# Junction temperature

Junction temperature, short for transistor junction temperature,[1] is the highest operating temperature of the actual semiconductor in an electronic device. In operation, it is higher than case temperature and the temperature of the part's exterior. The difference is equal to the amount of heat transferred from the junction to case multiplied by the junction-to-case thermal resistance.

## Microscopic effects

Various physical properties of semiconductor materials are temperature dependent. These include the diffusion rate of dopant elements, carrier mobilities and the thermal production of charge carriers. At the low end, sensor diode noise can be reduced by cryogenic cooling. On the high end, the resulting increase in local power dissipation can lead to thermal runaway that may cause transient or permanent device failure.

## Maximum junction temperature calculation

Maximum junction temperature (sometimes abbreviated TJMax) is specified in a part's datasheet and is used when calculating the necessary case-to-ambient thermal resistance for a given power dissipation. This in turn is used to select an appropriate heat sink if applicable. Other cooling methods include thermoelectric cooling and coolants.

In modern processors from manufacturer such as Intel, AMD, Qualcomm, the core temperature is measured by a network of sensors. Every time the temperature sensing network determines that a rise above the specified junction temperature (${\displaystyle T_{J}}$), is imminent, measures such as clock gating, clock stretching, clock speed reduction and others (commonly referred to as thermal throttling) are applied to prevent the temperature to raise further. If the applied mechanisms are not compensating enough for the processor to stay below the junction temperature, the device may shut down to prevent permanent damage.[2]

An estimation of the chip-junction temperature ${\displaystyle T_{J}}$ can be obtained from the following equation:[3]

${\displaystyle T_{J}=T_{A}+(R_{\theta JA}P_{D})}$

where: ${\displaystyle T_{A}}$= ambient temperature for the package [°C]

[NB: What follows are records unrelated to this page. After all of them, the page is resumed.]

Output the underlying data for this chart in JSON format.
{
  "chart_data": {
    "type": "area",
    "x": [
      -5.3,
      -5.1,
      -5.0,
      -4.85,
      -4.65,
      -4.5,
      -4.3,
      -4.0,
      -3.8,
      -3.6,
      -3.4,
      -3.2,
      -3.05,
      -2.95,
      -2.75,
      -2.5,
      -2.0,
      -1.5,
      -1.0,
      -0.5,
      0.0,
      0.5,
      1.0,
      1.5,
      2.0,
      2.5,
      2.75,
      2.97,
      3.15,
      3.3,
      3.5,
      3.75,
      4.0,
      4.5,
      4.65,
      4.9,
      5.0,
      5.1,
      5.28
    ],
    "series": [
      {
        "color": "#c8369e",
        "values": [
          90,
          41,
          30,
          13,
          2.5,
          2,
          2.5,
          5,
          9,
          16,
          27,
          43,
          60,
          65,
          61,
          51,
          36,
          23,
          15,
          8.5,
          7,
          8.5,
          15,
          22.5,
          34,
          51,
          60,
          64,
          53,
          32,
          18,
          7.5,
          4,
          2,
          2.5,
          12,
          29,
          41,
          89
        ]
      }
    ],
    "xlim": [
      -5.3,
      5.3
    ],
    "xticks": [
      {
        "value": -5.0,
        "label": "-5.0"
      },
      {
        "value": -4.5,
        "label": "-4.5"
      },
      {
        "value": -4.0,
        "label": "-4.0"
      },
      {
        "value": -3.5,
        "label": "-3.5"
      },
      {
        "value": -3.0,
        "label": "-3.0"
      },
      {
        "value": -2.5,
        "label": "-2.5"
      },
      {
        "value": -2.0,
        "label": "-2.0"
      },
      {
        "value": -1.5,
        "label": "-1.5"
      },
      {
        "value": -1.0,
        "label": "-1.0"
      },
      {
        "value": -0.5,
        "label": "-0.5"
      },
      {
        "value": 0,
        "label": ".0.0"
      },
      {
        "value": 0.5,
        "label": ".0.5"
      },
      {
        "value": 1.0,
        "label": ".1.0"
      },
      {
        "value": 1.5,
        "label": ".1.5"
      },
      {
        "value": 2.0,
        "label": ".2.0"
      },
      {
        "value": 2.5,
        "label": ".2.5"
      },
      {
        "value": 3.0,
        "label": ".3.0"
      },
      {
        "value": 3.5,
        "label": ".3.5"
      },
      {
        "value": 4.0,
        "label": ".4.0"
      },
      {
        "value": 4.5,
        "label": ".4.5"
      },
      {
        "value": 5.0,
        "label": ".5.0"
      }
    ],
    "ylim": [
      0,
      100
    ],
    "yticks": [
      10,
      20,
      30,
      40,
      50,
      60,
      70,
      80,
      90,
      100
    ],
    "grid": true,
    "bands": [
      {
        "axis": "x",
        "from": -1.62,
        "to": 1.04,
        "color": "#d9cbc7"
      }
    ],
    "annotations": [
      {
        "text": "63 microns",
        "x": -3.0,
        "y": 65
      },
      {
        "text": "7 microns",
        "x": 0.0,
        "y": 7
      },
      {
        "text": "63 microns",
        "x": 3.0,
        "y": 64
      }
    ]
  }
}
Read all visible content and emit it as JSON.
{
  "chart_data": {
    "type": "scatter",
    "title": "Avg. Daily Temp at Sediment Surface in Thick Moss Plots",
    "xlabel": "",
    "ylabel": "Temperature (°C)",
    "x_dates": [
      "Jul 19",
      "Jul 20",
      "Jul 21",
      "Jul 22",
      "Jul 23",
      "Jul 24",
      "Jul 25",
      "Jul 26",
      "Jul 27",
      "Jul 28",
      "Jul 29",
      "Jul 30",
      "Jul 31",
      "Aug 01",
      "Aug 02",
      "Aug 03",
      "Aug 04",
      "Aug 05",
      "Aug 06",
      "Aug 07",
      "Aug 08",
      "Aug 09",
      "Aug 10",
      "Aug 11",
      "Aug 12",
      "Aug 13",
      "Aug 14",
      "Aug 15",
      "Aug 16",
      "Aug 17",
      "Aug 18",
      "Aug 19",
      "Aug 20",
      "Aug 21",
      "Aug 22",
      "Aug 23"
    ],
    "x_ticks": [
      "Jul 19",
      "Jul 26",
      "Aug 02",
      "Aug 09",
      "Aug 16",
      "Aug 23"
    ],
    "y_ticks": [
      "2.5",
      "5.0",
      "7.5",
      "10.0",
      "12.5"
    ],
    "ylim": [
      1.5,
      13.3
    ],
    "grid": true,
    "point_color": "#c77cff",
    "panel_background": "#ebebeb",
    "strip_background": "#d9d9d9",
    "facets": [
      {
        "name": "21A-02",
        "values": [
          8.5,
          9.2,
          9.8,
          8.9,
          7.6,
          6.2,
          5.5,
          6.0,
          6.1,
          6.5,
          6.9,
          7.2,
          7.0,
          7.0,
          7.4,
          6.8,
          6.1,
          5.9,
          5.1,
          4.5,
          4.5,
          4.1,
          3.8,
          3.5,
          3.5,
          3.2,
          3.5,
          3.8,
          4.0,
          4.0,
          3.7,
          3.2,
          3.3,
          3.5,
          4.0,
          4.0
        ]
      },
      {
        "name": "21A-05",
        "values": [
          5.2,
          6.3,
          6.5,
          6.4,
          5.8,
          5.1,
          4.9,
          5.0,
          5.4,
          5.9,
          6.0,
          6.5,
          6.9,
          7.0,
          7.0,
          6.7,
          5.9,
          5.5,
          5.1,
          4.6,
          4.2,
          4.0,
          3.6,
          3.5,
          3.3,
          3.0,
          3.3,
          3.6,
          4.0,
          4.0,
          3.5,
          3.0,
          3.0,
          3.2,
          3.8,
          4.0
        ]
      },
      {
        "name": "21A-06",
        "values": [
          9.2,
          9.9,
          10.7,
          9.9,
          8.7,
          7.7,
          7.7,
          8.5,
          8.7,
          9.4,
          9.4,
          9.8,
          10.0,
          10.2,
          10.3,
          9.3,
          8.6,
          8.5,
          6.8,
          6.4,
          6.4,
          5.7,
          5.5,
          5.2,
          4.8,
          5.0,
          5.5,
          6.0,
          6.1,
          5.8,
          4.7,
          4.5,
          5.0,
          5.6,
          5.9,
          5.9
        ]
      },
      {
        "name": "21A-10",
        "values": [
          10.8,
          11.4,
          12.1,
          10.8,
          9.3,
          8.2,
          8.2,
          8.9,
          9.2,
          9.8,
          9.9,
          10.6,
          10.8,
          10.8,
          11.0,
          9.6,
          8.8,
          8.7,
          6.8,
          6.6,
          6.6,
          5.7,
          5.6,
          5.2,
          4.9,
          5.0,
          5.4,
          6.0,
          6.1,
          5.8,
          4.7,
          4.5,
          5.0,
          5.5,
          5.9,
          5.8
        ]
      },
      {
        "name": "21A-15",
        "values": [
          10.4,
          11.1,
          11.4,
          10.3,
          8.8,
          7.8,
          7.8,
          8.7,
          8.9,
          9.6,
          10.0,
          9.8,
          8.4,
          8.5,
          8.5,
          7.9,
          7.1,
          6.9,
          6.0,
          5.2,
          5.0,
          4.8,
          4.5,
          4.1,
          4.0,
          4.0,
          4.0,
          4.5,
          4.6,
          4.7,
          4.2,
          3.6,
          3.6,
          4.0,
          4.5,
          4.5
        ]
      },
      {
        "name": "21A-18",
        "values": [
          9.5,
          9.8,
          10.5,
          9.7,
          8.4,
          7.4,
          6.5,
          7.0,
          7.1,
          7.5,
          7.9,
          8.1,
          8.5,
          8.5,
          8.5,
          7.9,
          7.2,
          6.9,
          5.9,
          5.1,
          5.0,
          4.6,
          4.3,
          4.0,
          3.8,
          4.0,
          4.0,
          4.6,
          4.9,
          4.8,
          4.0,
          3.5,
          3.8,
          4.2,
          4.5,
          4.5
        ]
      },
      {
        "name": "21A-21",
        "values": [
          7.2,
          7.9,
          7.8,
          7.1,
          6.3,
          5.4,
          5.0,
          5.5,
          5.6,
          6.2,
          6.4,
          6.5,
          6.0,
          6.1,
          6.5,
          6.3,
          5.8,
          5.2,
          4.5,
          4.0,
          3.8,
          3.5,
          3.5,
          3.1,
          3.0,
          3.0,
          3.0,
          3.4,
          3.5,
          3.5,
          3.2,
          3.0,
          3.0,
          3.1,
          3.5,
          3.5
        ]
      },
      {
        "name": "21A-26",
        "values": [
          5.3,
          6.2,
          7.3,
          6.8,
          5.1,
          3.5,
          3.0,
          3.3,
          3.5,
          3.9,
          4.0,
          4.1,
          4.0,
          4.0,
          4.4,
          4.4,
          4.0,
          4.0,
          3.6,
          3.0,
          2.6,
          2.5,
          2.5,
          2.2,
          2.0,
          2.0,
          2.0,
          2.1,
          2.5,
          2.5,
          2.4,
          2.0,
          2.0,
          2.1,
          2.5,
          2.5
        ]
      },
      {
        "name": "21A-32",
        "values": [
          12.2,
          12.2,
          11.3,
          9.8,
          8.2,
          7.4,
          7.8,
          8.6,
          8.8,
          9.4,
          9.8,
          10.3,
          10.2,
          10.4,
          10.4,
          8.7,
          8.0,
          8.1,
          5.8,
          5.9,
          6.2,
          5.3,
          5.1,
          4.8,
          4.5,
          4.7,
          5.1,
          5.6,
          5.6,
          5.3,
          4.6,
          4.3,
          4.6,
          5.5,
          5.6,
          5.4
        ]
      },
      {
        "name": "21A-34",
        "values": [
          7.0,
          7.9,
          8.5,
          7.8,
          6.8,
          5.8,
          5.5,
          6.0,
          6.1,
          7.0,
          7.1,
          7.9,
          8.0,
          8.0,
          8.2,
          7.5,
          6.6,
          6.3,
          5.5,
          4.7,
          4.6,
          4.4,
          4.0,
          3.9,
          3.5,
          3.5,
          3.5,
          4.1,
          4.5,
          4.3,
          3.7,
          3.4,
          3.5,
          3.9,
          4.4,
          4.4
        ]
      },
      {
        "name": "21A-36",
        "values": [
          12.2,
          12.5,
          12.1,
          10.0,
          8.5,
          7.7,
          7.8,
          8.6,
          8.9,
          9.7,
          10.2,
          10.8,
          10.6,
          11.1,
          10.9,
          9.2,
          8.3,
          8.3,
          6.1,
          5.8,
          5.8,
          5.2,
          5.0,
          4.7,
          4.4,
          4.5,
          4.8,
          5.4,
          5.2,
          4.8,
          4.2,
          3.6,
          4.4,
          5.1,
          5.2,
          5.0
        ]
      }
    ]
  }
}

${\displaystyle R_{\theta JA}}$= junction to ambient thermal resistance [°C / W]

${\displaystyle P_{D}}$= power dissipation in package [W]

## Measuring junction temperature (TJ)

Many semiconductors and their surrounding optics are small, making it difficult to measure junction temperature with direct methods such as thermocouples and infrared cameras.

Junction temperature may be measured indirectly using the device's inherent voltage/temperature dependency characteristic. Combined with a Joint Electron Device Engineering Council (JEDEC) technique such as JESD 51-1 and JESD 51-51, this method will produce accurate ${\displaystyle T_{J}}$ measurements. However, this measurement technique is difficult to implement in multi-LED series circuits due to high common mode voltages and the need for fast, high duty cycle current pulses. This difficulty can be overcome by combining high-speed sampling digital multimeters and fast high-compliance pulsed current sources.[4]

Once junction temperature is known, another important parameter, thermal resistance (Rθ), may be calculated using the following equation:

${\displaystyle R_{\theta }={\frac {\Delta T}{V_{f}I_{f}}}}$

### Junction temperature of LEDs and laser diodes

An LED or laser diode’s junction temperature (Tj) is a primary determinate for long-term reliability; it also is a key factor for photometry. For example, a typical white LED output declines 20% for a 50 °C rise in junction temperature. Because of this temperature sensitivity, LED measurement standards, like IESNA’s LM-85, require that the junction temperature is determined when making photometric measurements.[5]

Junction heating can be minimized in these devices by using the Continuous Pulse Test Method specified in LM-85. An L-I sweep conducted with an Osram Yellow LED shows that Single Pulse Test Method measurements yield a 25% drop in luminous flux output and DC Test Method measurements yield a 70% drop.[6]